Vietnamese iced coffee is known to locals as “cà phê đá”. Don’t worry, this isn’t anything magical, it just means “ice coffee,” I’d pronounce it “café da”. In case you were wondering.
Coffee wasn’t introduced to Vietnam until the late 1850s when a French catholic priest brought them a single arabica tree. Now, Vietnam is the largest producer of Robusta coffee and is the second-largest producer of total coffee worldwide. That is an extraordinary figure to read about Vietnam, mainly when you investigate how much money coffee brings the country of Vietnam.
Vietnamese iced coffee traditionally was made using sweetened condensed milk due to the lack of fresh milk available. If you know me well, then you’ll know anything sweetened, and I’m game. Yes, I do have a sweet tooth.
If you’re used to a standard watered-down coffee, this may be a game-changer for you. Vietnamese iced coffee is known for being very rich, sweet, creamy, and it’s bold in flavour, meaning it packs a coffee punch.
Vietnamese iced coffee with filter
- Hot water
- 1 ½ tbsp of dark roast ground coffee beans
- 2 Tbsp of sweetened, condensed milk
- Ice cubes
- Vietnamese coffee filter
- Pour your sweetened, condensed milk into the glass of your choice.
- Remove the top screen from your coffee filter and add the coffee, and screw top back on. Place your filter on your glass which you’ve added the milk too. Pour hot water into the filter and let sit for a minute.
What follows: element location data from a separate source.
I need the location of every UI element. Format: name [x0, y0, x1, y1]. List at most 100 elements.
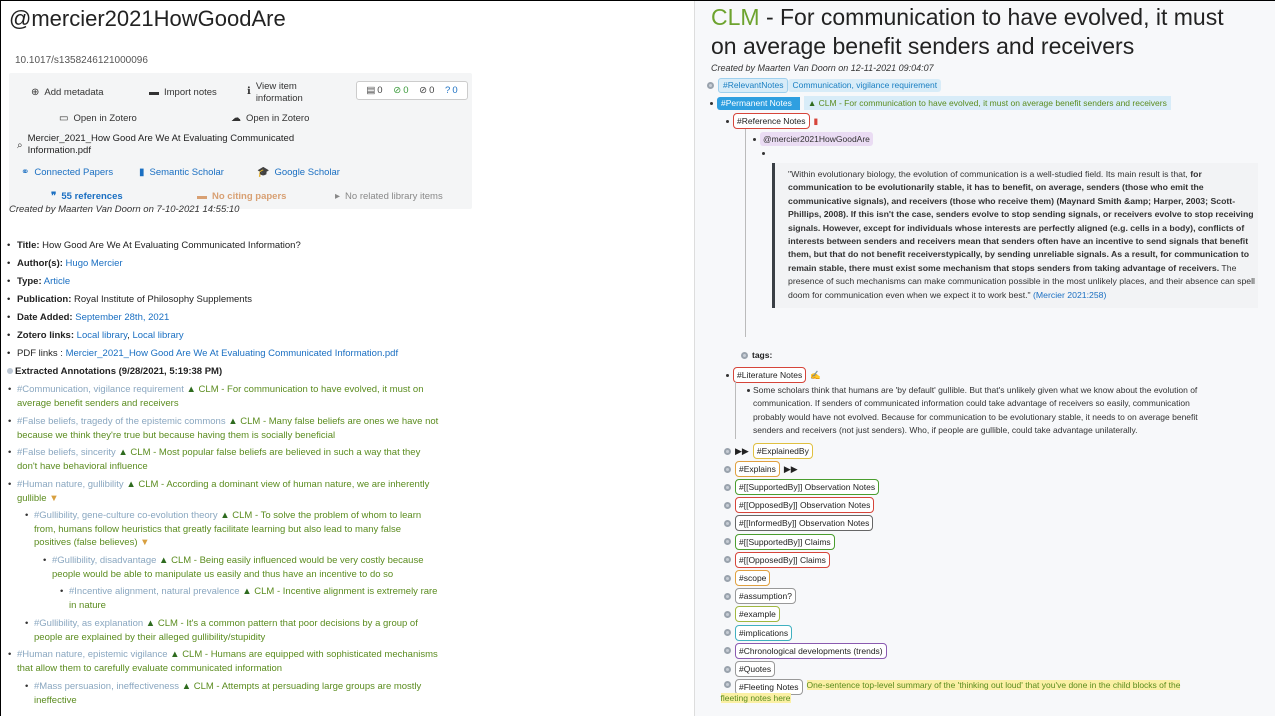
tag-pill[interactable]: #[[SupportedBy]] Claims [735, 533, 835, 550]
type-link[interactable]: Article [44, 276, 70, 287]
local-library-link-2[interactable]: Local library [132, 330, 183, 341]
collapsed-bullet-icon[interactable] [724, 592, 731, 600]
permanent-notes-tag[interactable]: #Permanent Notes [717, 96, 800, 110]
forward-arrows-icon: ▶▶ [735, 446, 749, 456]
extracted-annotations-heading[interactable]: Extracted Annotations (9/28/2021, 5:19:3… [7, 365, 222, 378]
pdf-attachment-link[interactable]: ⌕ Mercier_2021_How Good Are We At Evalua… [17, 133, 294, 157]
indent-guide [735, 381, 736, 439]
import-notes-button[interactable]: ▬ Import notes [149, 87, 217, 98]
graduation-cap-icon: 🎓 [257, 166, 270, 178]
mercier-page-ref[interactable]: @mercier2021HowGoodAre [760, 132, 873, 146]
permanent-notes-row: #Permanent Notes ▲ CLM - For communicati… [710, 96, 1171, 110]
annotation-item: • #Communication, vigilance requirement ▲… [8, 384, 424, 409]
tag-pill[interactable]: #assumption? [735, 588, 796, 605]
tag-pill[interactable]: #[[InformedBy]] Observation Notes [735, 515, 874, 532]
created-by: Created by Maarten Van Doorn on 7-10-202… [9, 204, 240, 215]
literature-notes-tag[interactable]: #Literature Notes [733, 367, 807, 383]
tag-list-row: #implications [724, 624, 793, 641]
collapsed-bullet-icon[interactable] [724, 501, 731, 509]
tag-pill[interactable]: #Quotes [735, 661, 776, 677]
comment-icon: ▬ [149, 86, 159, 98]
collapsed-bullet-icon[interactable] [724, 447, 731, 455]
annotation-item: • #False beliefs, sincerity ▲ CLM - Most … [8, 447, 421, 472]
reference-notes-tag[interactable]: #Reference Notes [733, 113, 810, 129]
add-metadata-label: Add metadata [44, 87, 104, 98]
tree-icon: ▲ [159, 555, 169, 566]
collapsed-bullet-icon[interactable] [724, 610, 731, 618]
reference-notes-row: #Reference Notes ▮ [726, 113, 818, 129]
explains-tag[interactable]: #Explains [735, 461, 780, 477]
collapsed-bullet-icon[interactable] [724, 556, 731, 564]
citing-papers-button[interactable]: ▬ No citing papers [197, 191, 286, 202]
related-items-toggle[interactable]: ▸ No related library items [335, 191, 443, 202]
tree-icon: ▲ [186, 384, 196, 395]
field-date-added: • Date Added: September 28th, 2021 [7, 312, 170, 323]
book-icon: ▮ [813, 116, 819, 126]
collapsed-bullet-icon[interactable] [724, 538, 731, 546]
graph-icon: ⚭ [21, 166, 30, 178]
window-icon: ▭ [59, 112, 69, 124]
tag-pill[interactable]: #[[SupportedBy]] Observation Notes [735, 479, 880, 495]
quote-icon: ❞ [51, 190, 57, 202]
collapsed-bullet-icon[interactable] [724, 465, 731, 473]
view-item-button[interactable]: ℹ View item information [247, 81, 303, 105]
tag-list-row: #assumption? [724, 588, 796, 605]
tag-pill[interactable]: #scope [735, 570, 771, 586]
tag-list-row: #[[InformedBy]] Observation Notes [724, 515, 874, 532]
tag-pill[interactable]: #[[OpposedBy]] Observation Notes [735, 497, 875, 514]
bullet-icon[interactable] [747, 389, 750, 392]
caret-right-icon: ▸ [335, 190, 341, 202]
local-library-link-1[interactable]: Local library [77, 330, 128, 341]
tag-list-row: #Quotes [724, 661, 776, 677]
collapsed-bullet-icon[interactable] [724, 629, 731, 637]
tag-pill[interactable]: #implications [735, 624, 793, 641]
collapsed-bullet-icon[interactable] [724, 574, 731, 582]
bullet-icon[interactable] [753, 137, 756, 141]
tag-list-row: #[[OpposedBy]] Claims [724, 551, 830, 568]
tag-pill[interactable]: #Chronological developments (trends) [735, 642, 887, 659]
collapsed-bullet-icon[interactable] [724, 681, 731, 688]
collapsed-bullet-icon[interactable] [724, 519, 731, 527]
open-in-zotero-button-1[interactable]: ▭ Open in Zotero [59, 113, 137, 124]
tree-icon: ▲ [220, 510, 230, 521]
annotation-item: • #Human nature, gullibility ▲ CLM - Acco… [8, 479, 430, 504]
collapsed-bullet-icon[interactable] [724, 647, 731, 655]
tag-pill[interactable]: #example [735, 606, 780, 623]
field-author: • Author(s): Hugo Mercier [7, 258, 123, 269]
author-link[interactable]: Hugo Mercier [66, 258, 123, 269]
check-circle-icon: ⊘ [393, 85, 402, 96]
bullet-icon[interactable] [726, 119, 729, 123]
relevant-notes-tag[interactable]: #RelevantNotes [718, 78, 789, 93]
field-zotero-links: • Zotero links: Local library, Local libr… [7, 330, 184, 341]
collapsed-bullet-icon[interactable] [741, 351, 748, 359]
citation-link[interactable]: (Mercier 2021:258) [1033, 290, 1106, 300]
open-in-zotero-button-2[interactable]: ☁ Open in Zotero [231, 113, 309, 124]
field-title: • Title: How Good Are We At Evaluating Co… [7, 240, 301, 251]
doi-link[interactable]: 10.1017/s1358246121000096 [15, 55, 148, 66]
annotation-item: • #Incentive alignment, natural prevalenc… [60, 586, 438, 611]
connected-papers-link[interactable]: ⚭ Connected Papers [21, 167, 113, 178]
annotation-item: • #False beliefs, tragedy of the epistemi… [8, 416, 439, 441]
pdf-link[interactable]: Mercier_2021_How Good Are We At Evaluati… [66, 348, 399, 359]
add-metadata-button[interactable]: ⊕ Add metadata [31, 87, 104, 98]
references-button[interactable]: ❞ 55 references [51, 191, 123, 202]
collapsed-bullet-icon[interactable] [724, 483, 731, 491]
annotation-item: • #Human nature, epistemic vigilance ▲ CL… [8, 649, 438, 674]
google-scholar-link[interactable]: 🎓 Google Scholar [257, 167, 340, 178]
collapsed-bullet-icon[interactable] [707, 82, 714, 89]
date-link[interactable]: September 28th, 2021 [75, 312, 169, 323]
semantic-scholar-link[interactable]: ▮ Semantic Scholar [139, 167, 224, 178]
tag-list-row: #Chronological developments (trends) [724, 642, 887, 659]
plus-circle-icon: ⊕ [31, 86, 40, 98]
bullet-icon[interactable] [762, 152, 765, 155]
mercier-ref-row: @mercier2021HowGoodAre [753, 132, 873, 146]
collapsed-bullet-icon[interactable] [724, 665, 731, 673]
explained-by-tag[interactable]: #ExplainedBy [752, 443, 813, 459]
bullet-icon[interactable] [710, 101, 713, 105]
bullet-icon[interactable] [726, 373, 729, 377]
indent-guide [745, 129, 746, 337]
annotation-item: • #Gullibility, gene-culture co-evolution… [25, 510, 422, 548]
tag-pill[interactable]: #[[OpposedBy]] Claims [735, 551, 830, 568]
info-icon: ℹ [247, 86, 251, 97]
tree-icon: ▲ [170, 649, 180, 660]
- Loosen and now add hot water to top of filter and let the water drip all the way through. This should take around 5 minutes.
- When all the water has passed through, stir the coffee and milk and don’t forget to add your ice.
Vietnamese iced coffee without a filter (2 servings)
- ½ cup of cold brew coffee
- ½ cup of sweetened, condensed milk
- Ice cubes
- Fill your 2 glasses up with the ice cubes. Make sure each glass is roughly ¾ of the way filled already just from ice.
- Pour in half of the cold brew coffee into each glass of ice and give it a stir.
- Add the milk into each glass, you can do this gradually and have a sip to ensure the right level of sweetness.
- Now, stir your heart out. You need to keep stirring until everything is dissolved together.
- If you have a blender you can add the above mix into your blender to ensure a proper mix and add back into iced glasses for a refreshing touch.
- Set of 6 heat and condensation-resistant borosilicate glasses that each hold 16 oz
- Stronger and more durable than common glass, each glass features a wraparound contour that provides a natural aesthetic grip
One of my main concerns with the Vietnamese iced coffee is that even though they’re not too expensive, I don’t have a filter for the first method mentioned here. I have used the technique above without the filter, using my blender, and I can tell you the results are fantastic. What I like about the above method is that with the cold brew, I have more choice with the artesian flavours and tastes, which change the profile of this iced coffee.
Frequently asked questions about Vietnamese iced coffee:
What are the best Vietnamese coffee brands to try?
Great question! I haven’t personally tried each of these brands in the list below. Although, after writing this, I’m on a mission to try them all. I’ve searched the internet far and wide to find out the answer and here are the results:
Trung Nguyen Vietnamese coffee
Trung Nguyen Gourmet blend
Chestbrew Strong Dark Roast Vietnamese coffee
Vinacafe Instant Coffee mix
Dalat Peaberry Robusta coffee
Why is Vietnamese coffee so strong?
The intense flavour is due to a few reasons, the main being the type of popular coffee bean used in Vietnam. The usual coffee bean we all know and love is typically going to be Arabica. However, in Vietnam, the popular bean of choice is Robusta, this is twice as strong as Arabica coffee in terms of caffeine. Robusta also has 60% less fat and sugar, meaning the taste profile becomes very sharp. I wouldn’t recommend it for everyday coffee.
Also, Vietnamese coffee is almost always going to be drip-style coffee. Intentionally this is a slow process that leaves the coffee thicker than usual and over-roasted, which gives you that bitter and sharp taste.
Now you see why Vietnamese iced coffee is so popular as the flavour profiles work so well together in one cup. The sweet flavour complements the strong coffee, which makes it more drinkable for us who live in the west.
As you can see, Vietnamese iced coffee is straightforward to make and will blow your taste buds up (in the right way), but I wouldn’t advise drinking it every day, especially if you’re using the traditional Robusta coffee beans. If I doubled my amount of daily caffeine intake, I’d be buzzing around the walls in my house and be sleep-deprived, very, very quickly.